Another possible source of conflict, identified by Zenith Investment Partners’ joint founder David Wright, who was also a panellist, was preferential pricing on platforms for select fund managers.

“There’s another potential [issue]…As you know the platforms are doing various deals with different managers to have lower-priced options on the platform, and they can’t do that with every manager in every asset class because part of the pitch, say, to the global equity manager, is that they’re not going to do this with every manager on the platform,” he explained.

While these arrangements are part of the commercial, competitive market, Wright believes they can warp advice.

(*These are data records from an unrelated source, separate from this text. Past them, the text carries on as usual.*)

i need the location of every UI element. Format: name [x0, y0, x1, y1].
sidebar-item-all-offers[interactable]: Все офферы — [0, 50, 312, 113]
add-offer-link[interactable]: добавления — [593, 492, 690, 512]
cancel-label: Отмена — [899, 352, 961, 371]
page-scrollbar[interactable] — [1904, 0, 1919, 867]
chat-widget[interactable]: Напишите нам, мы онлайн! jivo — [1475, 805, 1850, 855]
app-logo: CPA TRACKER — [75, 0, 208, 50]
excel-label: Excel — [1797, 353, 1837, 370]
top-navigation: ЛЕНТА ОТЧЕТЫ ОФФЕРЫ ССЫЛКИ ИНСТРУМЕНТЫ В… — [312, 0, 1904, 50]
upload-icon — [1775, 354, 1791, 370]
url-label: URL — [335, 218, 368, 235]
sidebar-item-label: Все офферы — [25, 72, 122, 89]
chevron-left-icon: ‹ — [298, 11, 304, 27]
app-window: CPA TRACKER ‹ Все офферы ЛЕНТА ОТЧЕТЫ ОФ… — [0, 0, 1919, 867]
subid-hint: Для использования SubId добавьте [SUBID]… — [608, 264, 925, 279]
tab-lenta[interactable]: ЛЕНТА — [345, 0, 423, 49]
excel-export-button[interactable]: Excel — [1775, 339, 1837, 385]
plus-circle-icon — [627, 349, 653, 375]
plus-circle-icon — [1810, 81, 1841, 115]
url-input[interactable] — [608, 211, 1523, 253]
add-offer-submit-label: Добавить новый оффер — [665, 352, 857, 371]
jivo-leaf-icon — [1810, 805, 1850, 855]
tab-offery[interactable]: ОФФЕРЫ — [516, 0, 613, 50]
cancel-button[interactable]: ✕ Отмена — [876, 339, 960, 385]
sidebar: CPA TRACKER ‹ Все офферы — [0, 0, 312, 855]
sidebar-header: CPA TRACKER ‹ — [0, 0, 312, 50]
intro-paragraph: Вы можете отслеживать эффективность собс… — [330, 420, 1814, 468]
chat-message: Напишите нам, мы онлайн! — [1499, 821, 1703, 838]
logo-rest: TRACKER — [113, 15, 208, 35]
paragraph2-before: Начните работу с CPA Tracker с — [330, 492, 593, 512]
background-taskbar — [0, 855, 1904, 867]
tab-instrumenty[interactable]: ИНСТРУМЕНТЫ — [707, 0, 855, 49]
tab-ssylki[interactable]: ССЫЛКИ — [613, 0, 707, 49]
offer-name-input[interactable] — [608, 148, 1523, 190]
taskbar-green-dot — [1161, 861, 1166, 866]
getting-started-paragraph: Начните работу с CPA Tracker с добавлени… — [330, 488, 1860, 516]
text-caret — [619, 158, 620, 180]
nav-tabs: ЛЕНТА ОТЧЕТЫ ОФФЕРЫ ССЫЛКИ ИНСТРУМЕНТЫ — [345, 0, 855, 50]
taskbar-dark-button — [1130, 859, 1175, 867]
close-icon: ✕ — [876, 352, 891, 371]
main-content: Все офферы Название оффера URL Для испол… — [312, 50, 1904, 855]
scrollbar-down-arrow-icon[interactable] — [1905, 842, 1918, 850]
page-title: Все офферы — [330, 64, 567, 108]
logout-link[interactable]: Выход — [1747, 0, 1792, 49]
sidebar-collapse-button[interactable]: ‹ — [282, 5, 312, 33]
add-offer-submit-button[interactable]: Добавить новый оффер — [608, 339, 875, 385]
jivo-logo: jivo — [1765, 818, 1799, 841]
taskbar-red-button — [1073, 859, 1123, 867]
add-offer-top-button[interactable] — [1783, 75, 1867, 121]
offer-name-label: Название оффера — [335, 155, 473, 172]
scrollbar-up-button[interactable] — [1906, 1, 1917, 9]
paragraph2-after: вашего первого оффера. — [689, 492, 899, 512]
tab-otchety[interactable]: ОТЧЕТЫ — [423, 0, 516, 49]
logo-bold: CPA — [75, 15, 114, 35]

“You’re getting preferential pricing for some funds on different platforms,” Wright said. “So you’re getting encouragement to use these discounted offerings by the platform. And the platform is making more margin on those products.

“The conflict is slightly different, but there’s still incentive, if you like – and now it’s at a platform level – to use a particular product.”

Wright also took issue with “the way that motherships, or big institutions, have constructed their APLs”, which “has had a bias towards internal product”.

“But I think that’s already breaking down as a result of the” Royal Commission into Misconduct in the Banking, Superannuation and Financial Services Industry, he said.